Réfugiés en Irak : un parrainage humanitaire des familles ligériennes

Face au drame des réfugiés, notre devoir est d’agir, à l’échelle européenne et nationale, mais aussi régionale. C’est pourquoi Bruno Retailleau fait une proposition : un parrainage solidaire des familles des Pays de la Loire en direction des familles réfugiées en Irak.

Personne ne peut rester indifférent devant le drame des réfugiés.

Bien sûr, il y a d’abord les causes qu’il est nécessaire de traiter. La cause principale de l’afflux massif des réfugiés, c’est Daech. Si nous n’éradiquons pas l’Etat Islamique par une nouvelle stratégie diplomatique et militaire intégrant notamment la Russie et l’Iran, nous ne mettrons jamais fin à cette tragédie.

Et puis, il y a les conséquences. Tous ceux qui fuient la barbarie.

Ceux qui arrivent aux portes de l’Europe, bien sûr, pour lesquels l’Union Européenne et les Etats doivent trouver des solutions pour qu’ils soient accueillis dignement. Si la France n’a pas les moyens d’accueillir « toute la misère du monde » et notamment les migrants économiques pour lesquels la fermeté s’impose, elle a en revanche le devoir de respecter le droit d’asile.

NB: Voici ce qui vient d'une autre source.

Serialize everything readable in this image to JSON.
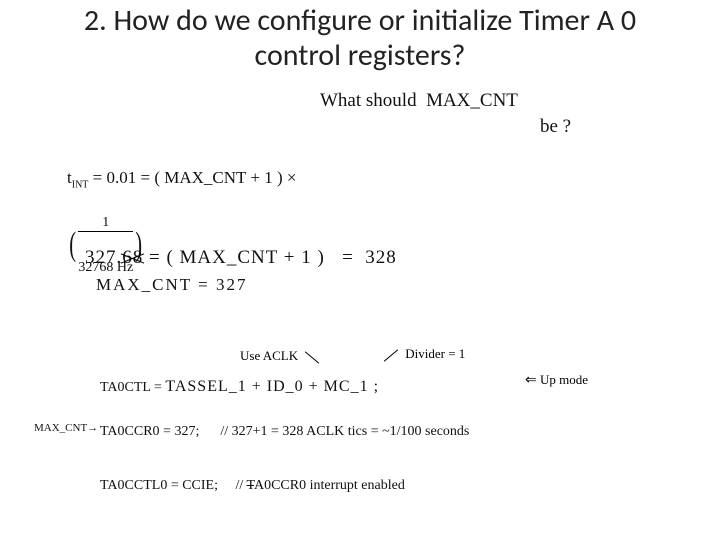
{
  "title": "2. How do we configure or initialize Timer A 0 control registers?",
  "q": {
    "line1": "What should  MAX_CNT",
    "line2": "be ?"
  },
  "eq1": {
    "lhs_var": "t",
    "lhs_sub": "INT",
    "lhs_eq": " = 0.01 = ( MAX_CNT + 1 ) ×",
    "frac_num": "1",
    "frac_den": "32768 Hz"
  },
  "eq2": {
    "lhs_a": "327.",
    "lhs_b": "68",
    "rhs": " = ( MAX_CNT + 1 )   =  328"
  },
  "eq3": "MAX_CNT = 327",
  "ann": {
    "use_aclk": "Use ACLK",
    "divider": "Divider = 1",
    "upmode_arrow": "⇐",
    "upmode": "Up mode"
  },
  "code": {
    "line1_label": "TA0CTL = ",
    "line1_fill": "TASSEL_1  +  ID_0   + MC_1 ;",
    "line2_pre": "MAX_CNT→",
    "line2": "TA0CCR0 = 327;",
    "line2_comment": "// 327+1 = 328 ACLK tics = ~1/100 seconds",
    "line3": "TA0CCTL0 = CCIE;",
    "line3_comment_strike": "T",
    "line3_comment_rest": "A0CCR0 interrupt enabled",
    "line3_comment_prefix": "// "
  }
}
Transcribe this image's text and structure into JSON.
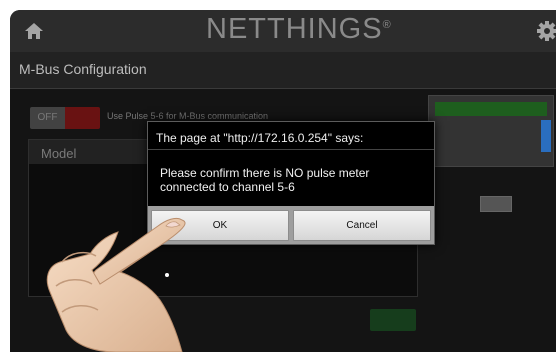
{
  "app": {
    "logo_text": "NETTHINGS",
    "logo_mark": "®",
    "home_icon": "home-icon",
    "settings_icon": "gear-icon"
  },
  "page": {
    "title": "M-Bus Configuration"
  },
  "toggle": {
    "off_label": "OFF",
    "description": "Use Pulse 5-6 for M-Bus communication",
    "state": "on"
  },
  "model_panel": {
    "header": "Model"
  },
  "dialog": {
    "title": "The page at \"http://172.16.0.254\" says:",
    "line1": "Please confirm there is NO pulse meter",
    "line2": "connected to channel 5-6",
    "ok_label": "OK",
    "cancel_label": "Cancel"
  },
  "colors": {
    "background": "#1a1a1a",
    "toggle_on": "#d01010",
    "dialog_bg": "#000000"
  }
}
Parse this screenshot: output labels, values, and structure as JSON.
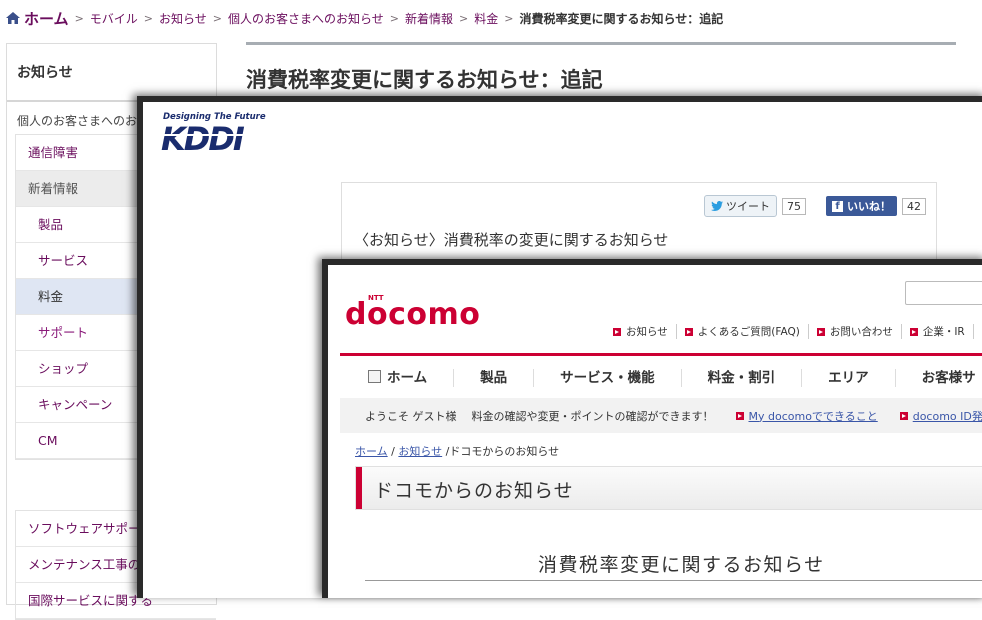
{
  "layer1": {
    "breadcrumb": {
      "home": "ホーム",
      "items": [
        "モバイル",
        "お知らせ",
        "個人のお客さまへのお知らせ",
        "新着情報",
        "料金"
      ],
      "current": "消費税率変更に関するお知らせ：追記",
      "separator": ">"
    },
    "sidebar": {
      "heading": "お知らせ",
      "subheading": "個人のお客さまへのお知",
      "items": [
        {
          "label": "通信障害"
        },
        {
          "label": "新着情報"
        },
        {
          "label": "製品"
        },
        {
          "label": "サービス"
        },
        {
          "label": "料金"
        },
        {
          "label": "サポート"
        },
        {
          "label": "ショップ"
        },
        {
          "label": "キャンペーン"
        },
        {
          "label": "CM"
        }
      ],
      "items2": [
        {
          "label": "ソフトウェアサポート"
        },
        {
          "label": "メンテナンス工事のお"
        },
        {
          "label": "国際サービスに関する"
        }
      ]
    },
    "title": "消費税率変更に関するお知らせ：追記",
    "colors": {
      "brand": "#6a0d5d",
      "rule": "#a7adb3"
    }
  },
  "kddi": {
    "tagline": "Designing The Future",
    "logo_text": "KDDI",
    "tweet_label": "ツイート",
    "tweet_count": "75",
    "like_label": "いいね！",
    "like_count": "42",
    "title": "〈お知らせ〉消費税率の変更に関するお知らせ",
    "colors": {
      "logo": "#1a2c6e",
      "facebook": "#3b5998"
    }
  },
  "docomo": {
    "ntt_label": "NTT",
    "logo": "docomo",
    "util_links": [
      "お知らせ",
      "よくあるご質問(FAQ)",
      "お問い合わせ",
      "企業・IR"
    ],
    "nav": [
      "ホーム",
      "製品",
      "サービス・機能",
      "料金・割引",
      "エリア",
      "お客様サ"
    ],
    "welcome": "ようこそ ゲスト様",
    "welcome_msg": "料金の確認や変更・ポイントの確認ができます！",
    "welcome_link1": "My docomoでできること",
    "welcome_link2": "docomo ID発行",
    "breadcrumb": {
      "home": "ホーム",
      "sep": "/",
      "link": "お知らせ",
      "current": "ドコモからのお知らせ"
    },
    "section_title": "ドコモからのお知らせ",
    "title": "消費税率変更に関するお知らせ",
    "colors": {
      "brand": "#cc0033",
      "link": "#3a56a8"
    }
  }
}
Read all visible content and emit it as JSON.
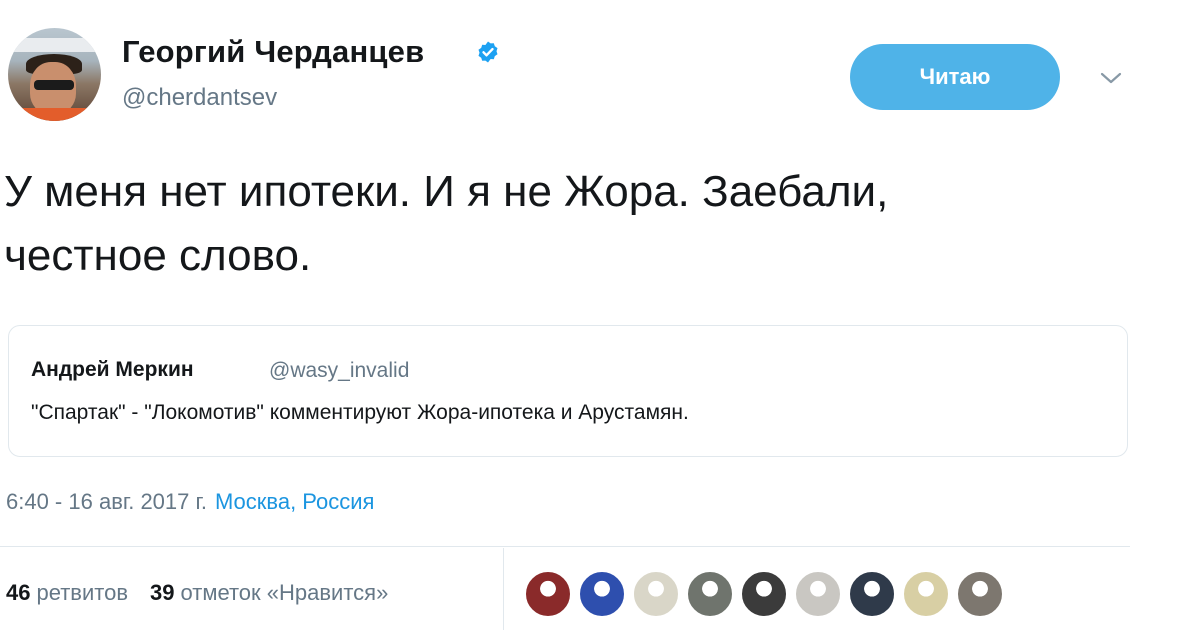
{
  "author": {
    "name": "Георгий Черданцев",
    "handle": "@cherdantsev",
    "verified": true,
    "avatar_icon": "profile-photo-avatar"
  },
  "actions": {
    "follow_label": "Читаю",
    "menu_icon": "chevron-down-icon"
  },
  "tweet": {
    "line1": "У меня нет ипотеки. И я не Жора. Заебали,",
    "line2": "честное слово."
  },
  "quote": {
    "name": "Андрей Меркин",
    "handle": "@wasy_invalid",
    "text": "\"Спартак\" - \"Локомотив\" комментируют Жора-ипотека и Арустамян."
  },
  "meta": {
    "time": "6:40 - 16 авг. 2017 г.",
    "location": "Москва, Россия"
  },
  "stats": {
    "retweets_count": "46",
    "retweets_label": "ретвитов",
    "likes_count": "39",
    "likes_label": "отметок «Нравится»"
  },
  "likers": [
    {
      "icon": "liker-avatar",
      "color": "#8a2a2a"
    },
    {
      "icon": "liker-avatar",
      "color": "#2e4fae"
    },
    {
      "icon": "liker-avatar",
      "color": "#d9d6c8"
    },
    {
      "icon": "liker-avatar",
      "color": "#6f746d"
    },
    {
      "icon": "liker-avatar",
      "color": "#3b3b3b"
    },
    {
      "icon": "liker-avatar",
      "color": "#c9c7c2"
    },
    {
      "icon": "liker-avatar",
      "color": "#2f3a4a"
    },
    {
      "icon": "liker-avatar",
      "color": "#d8cfa4"
    },
    {
      "icon": "liker-avatar",
      "color": "#7d776f"
    }
  ],
  "colors": {
    "accent": "#1b95e0",
    "follow_button": "#4fb3e8",
    "muted": "#657786",
    "border": "#e1e8ed"
  }
}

Mais n’oublions pas non plus ceux qui ont pu rester, car ils ont pu trouver refuge dans des zones relativement stabilisées. C’est le cas notamment des populations de la plaine de Ninive en Irak. Par deux fois, je me suis rendu dans cette région, j’ai d’ailleurs été le premier parlementaire à m’y rendre après la chute de Mossoul à l’été 2014. J’y ai vu la réalité la plus cruelle. Des centaines de milliers d’hommes, de femmes et d’enfants s’entassent dans des baraquements de fortune. Ils manquent de tout. Et les associations humanitaires ont besoin de dons pour assurer leur survie. La semaine prochaine, je participerai à ce titre à la conférence internationale pour les minorités d’Orient à laquelle j’ai été invité par Laurent Fabius, le ministre des Affaires Etrangères.

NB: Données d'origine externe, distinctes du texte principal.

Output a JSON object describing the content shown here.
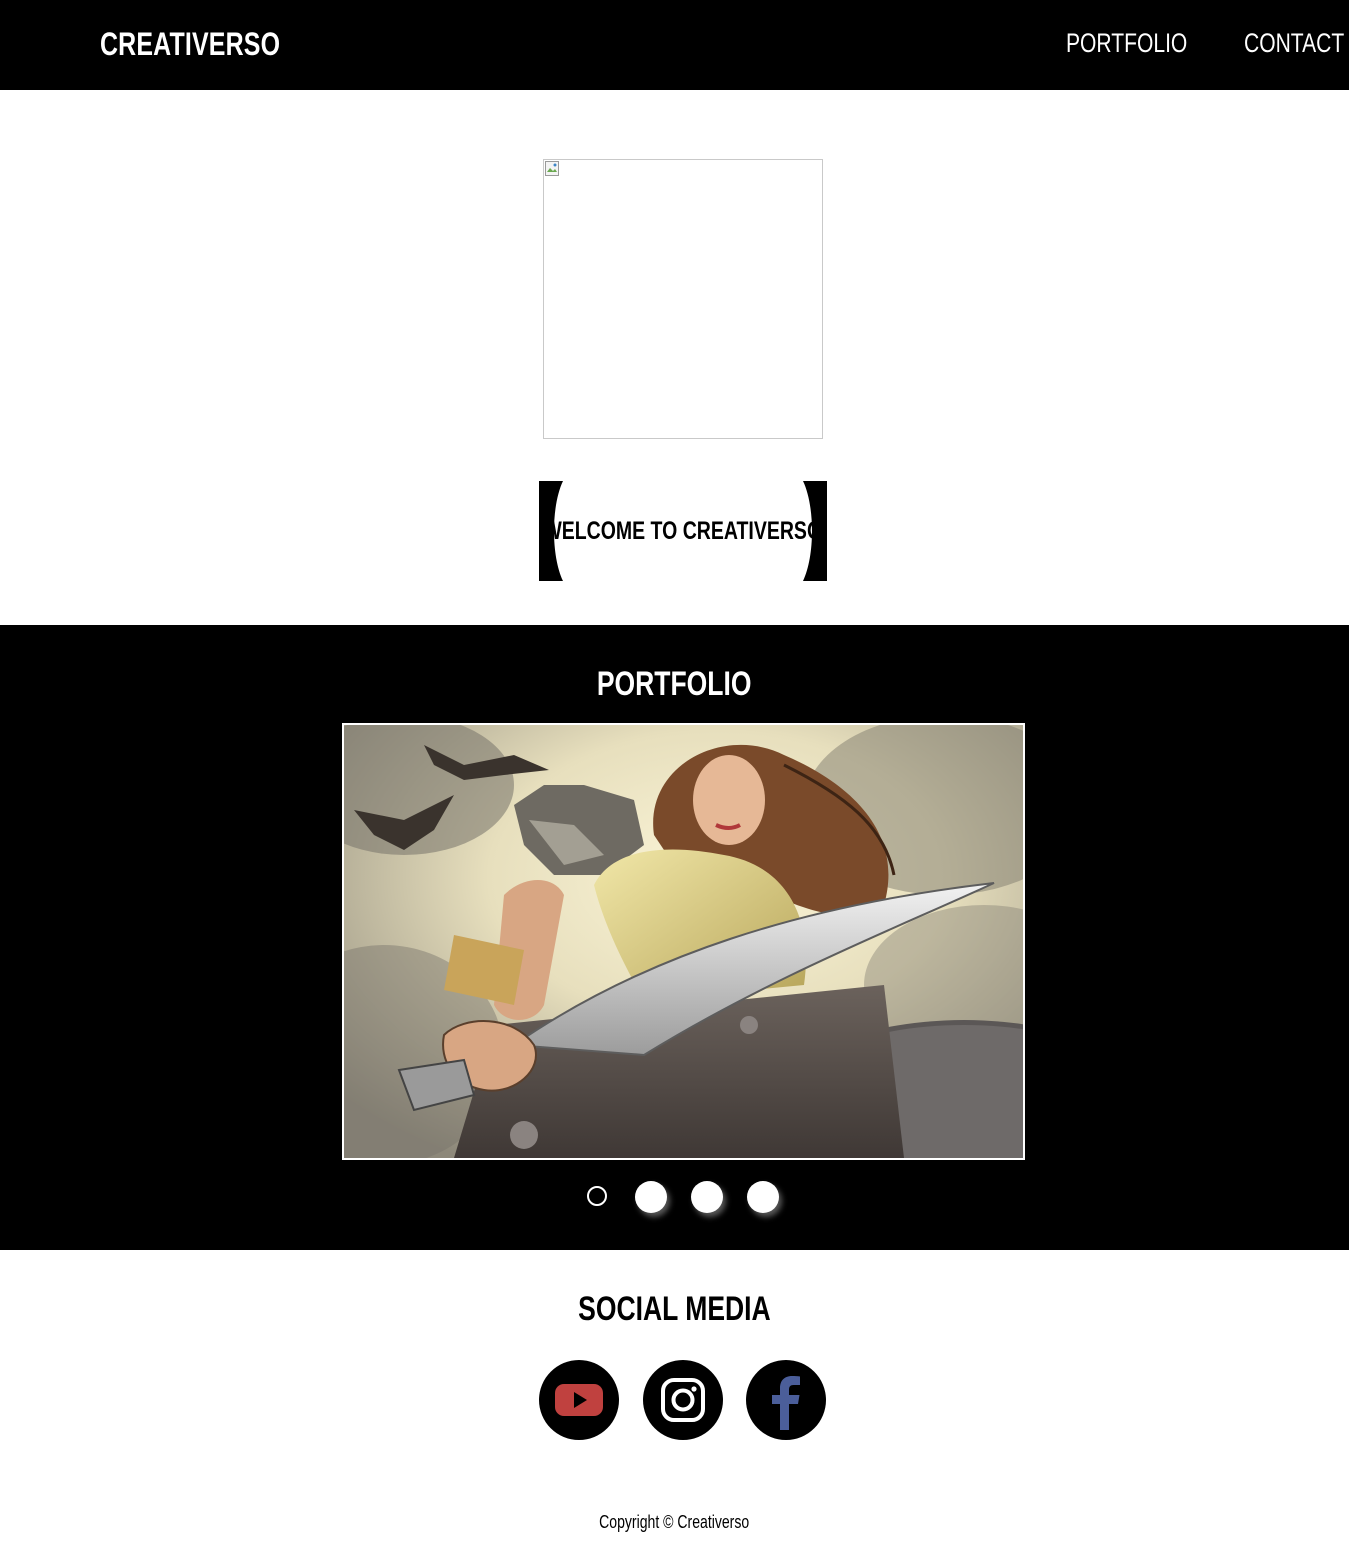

Pour les réfugiés en Irak, nous avons aussi le devoir d’agir. Pour qu’ils puissent vivre dignement. C’est ce que m’ont dit les associations présentes sur place. Car rien ne serait pire que ces réfugiés-là quittent aussi leur terre. Parce que leur pays a besoin d’eux, parce que l’arrachement à sa terre est une tragédie pour chaque être humain, et parce que la France n’a les moyens d’accueillir que les cas désespérés, ceux qui fuient la mort.

Ce soutien, nous pouvons tous contribuer à l’apporter, en France et tout particulièrement chez nous, dans les Pays de la Loire, par un grand élan de générosité et de responsabilité.

C’est pourquoi je m’apprête à lancer, avec le groupe des Chrétiens d’Orient du Sénat que je préside et des associations spécialisées, un système de parrainage humanitaire entre des familles françaises et des familles de réfugiés en Irak. Chaque famille volontaire apportera un soutien financier, matériel et moral à la famille irakienne qui lui aura été confiée. Et je proposerai, si je suis élu président des Pays de la Loire, que notre région devienne pilote de cette initiative qui pourrait être coordonnée par le Conseil régional, qui possède la compétence et l’expérience en matière de relations internationales.

Ce que je propose, c’est de créer entre notre région et les réfugiés en Irak une solidarité de visage à visage, de cœur à cœur. Une solidarité qui s’appuierait sur les valeurs de générosité qui sont ancrées dans les Pays de la Loire et dans le cœur des Ligériens.

Cette initiative ne résoudra pas tout, évidemment. Mais j’ai la conviction que les minorités d’Orient qui ont trouvé refuge dans des zones relativement stabilisées, et auxquelles nous lient tant de liens multiséculaires, attendent que nous les aidions aussi sur place.